Chi crede ad un inverno di pace è realista o semplicemente visionario?
La domanda devono essersela fatta in molti a Kiev, dove dopo il faccia a faccia tra Zelensky e Biden della settimana scorsa è stato dato l’annuncio di un nuovo obiettivo fissato per febbraio: organizzare un summit a New York a un anno esatto dall’inizio della guerra, con le Nazioni Unite come sede e il segretario generale Antonio Guterres a fare da mediatore.
“Ogni conflitto termina con la diplomazia”, ha spiegato con toni pacati (ben diversi da quelli cui l’Ucraina ci aveva abituati) il ministro degli Esteri Dmitro Kuleba.
La luce in fondo al bunker sembra dunque avvicinarsi, ma è ancora presto per cantare vittoria. Spiegando nei dettagli il piano di Kiev per sedersi attorno a un tavolo e risolvere con le buone maniere la guerra, Kuleba ha posto alcune condizioni difficilmente realizzabili.
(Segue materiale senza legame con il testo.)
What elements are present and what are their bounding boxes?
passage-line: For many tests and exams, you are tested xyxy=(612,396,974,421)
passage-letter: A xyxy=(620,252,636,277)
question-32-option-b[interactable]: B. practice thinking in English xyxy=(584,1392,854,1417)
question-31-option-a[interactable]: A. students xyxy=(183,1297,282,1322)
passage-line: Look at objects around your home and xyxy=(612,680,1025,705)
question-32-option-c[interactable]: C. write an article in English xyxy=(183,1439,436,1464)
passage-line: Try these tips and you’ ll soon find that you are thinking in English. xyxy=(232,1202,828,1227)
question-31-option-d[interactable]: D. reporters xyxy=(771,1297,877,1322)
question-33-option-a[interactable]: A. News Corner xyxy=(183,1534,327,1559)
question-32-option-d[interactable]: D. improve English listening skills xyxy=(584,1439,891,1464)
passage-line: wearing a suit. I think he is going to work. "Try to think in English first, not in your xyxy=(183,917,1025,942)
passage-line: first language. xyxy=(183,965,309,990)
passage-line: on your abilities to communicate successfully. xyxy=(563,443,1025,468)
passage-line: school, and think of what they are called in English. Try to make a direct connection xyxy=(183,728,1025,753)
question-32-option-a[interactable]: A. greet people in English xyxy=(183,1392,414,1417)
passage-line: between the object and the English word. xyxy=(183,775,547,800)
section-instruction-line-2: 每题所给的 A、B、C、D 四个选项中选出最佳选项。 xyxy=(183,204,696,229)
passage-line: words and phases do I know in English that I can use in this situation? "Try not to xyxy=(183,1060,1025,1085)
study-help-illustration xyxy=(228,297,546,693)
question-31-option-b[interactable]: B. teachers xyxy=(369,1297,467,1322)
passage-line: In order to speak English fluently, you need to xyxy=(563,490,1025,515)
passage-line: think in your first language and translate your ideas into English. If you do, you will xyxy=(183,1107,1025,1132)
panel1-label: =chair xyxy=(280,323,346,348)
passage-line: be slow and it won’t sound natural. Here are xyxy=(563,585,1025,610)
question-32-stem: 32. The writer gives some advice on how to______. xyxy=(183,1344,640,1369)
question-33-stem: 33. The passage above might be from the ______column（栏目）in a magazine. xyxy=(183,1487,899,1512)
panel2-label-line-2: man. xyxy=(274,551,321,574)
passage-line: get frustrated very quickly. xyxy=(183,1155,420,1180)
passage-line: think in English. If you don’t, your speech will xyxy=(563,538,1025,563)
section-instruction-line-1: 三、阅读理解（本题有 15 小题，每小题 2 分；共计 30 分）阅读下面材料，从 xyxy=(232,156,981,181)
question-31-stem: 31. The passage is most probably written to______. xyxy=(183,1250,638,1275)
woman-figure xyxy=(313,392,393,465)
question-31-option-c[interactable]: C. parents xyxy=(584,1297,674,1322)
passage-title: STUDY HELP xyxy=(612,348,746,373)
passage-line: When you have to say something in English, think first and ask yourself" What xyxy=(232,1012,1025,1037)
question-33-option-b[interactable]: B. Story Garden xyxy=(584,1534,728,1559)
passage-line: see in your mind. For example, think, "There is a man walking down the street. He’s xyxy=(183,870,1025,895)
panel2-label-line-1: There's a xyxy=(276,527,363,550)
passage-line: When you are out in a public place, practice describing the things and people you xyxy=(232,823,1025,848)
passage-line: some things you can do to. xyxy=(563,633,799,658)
Una su tutte, che la Russia accetti di essere perseguita per crimini di guerra da un tribunale internazionale: questo il solo modo per far sì che anche Mosca sia invitata all’Onu.
Ad aggiungere altra tensione ci si è messa poi la richiesta ucraina di escludere la Russia dalle Nazioni Unite e da quel Consiglio di Sicurezza di cui è membro permanente, condizione privilegiata grazie alla quale più volte ha bloccato le risoluzioni avvalendosi del diritto di veto.
Per Kuleba “Mosca non ha diritto a farne parte”. Una presenza illegittima dovuta ad alcune irregolarità nel processo di adesione dopo la dissoluzione dell’Unione Sovietica nel 1991. “Noi esprimeremo ufficialmente la nostra posizione. Abbiamo una domanda molto semplice: è giusto che rimanga membro permanente del Consiglio di Sicurezza e che resti all’interno delle Nazioni Unite? Per noi no”.

Una richiesta pesante, quella del governo di Zelensky, perché mai nella storia le Nazioni Unite hanno espulso un loro membro. La Carta, però, prevede la possibilità che accada.
L’articolo 6 lo stabilisce (“Un Membro delle Nazioni Unite che abbia persistentemente violato i principi contenuti nella presente Carta può essere espulso dall’Organizzazione dall’Assemblea Generale su raccomandazione del Consiglio di Sicurezza”), mentre l’articolo 5 ricorda come si possa ricorrere meno drammaticamente anche alla sospensione.
“La sospensione o l’espulsione di uno Stato membro dall’Organizzazione è effettuata dall’Assemblea Generale su proposta del Consiglio. Tale raccomandazione richiede il voto concorrente dei membri permanenti del Consiglio di Sicurezza”.
Ma non è così semplice, perché quando si parla di membri permanenti del Consiglio ci si scontra con un altro cavillo: la rimozione è infatti possibile solo attraverso un emendamento alla Carta delle Nazioni Unite, come stabilito nel Capitolo XVIII.
“L’Onu potrebbe essere la sede migliore per tenere questo vertice – ha continuato Kuleba – perché non si tratta di fare un favore a un determinato Paese”.
E Guterres? “Ha dimostrato di essere un mediatore e un negoziatore efficiente e, soprattutto, un uomo di principio e integrità. Quindi saremmo lieti della sua partecipazione attiva”.
La parola ora passa a Vladimir Putin.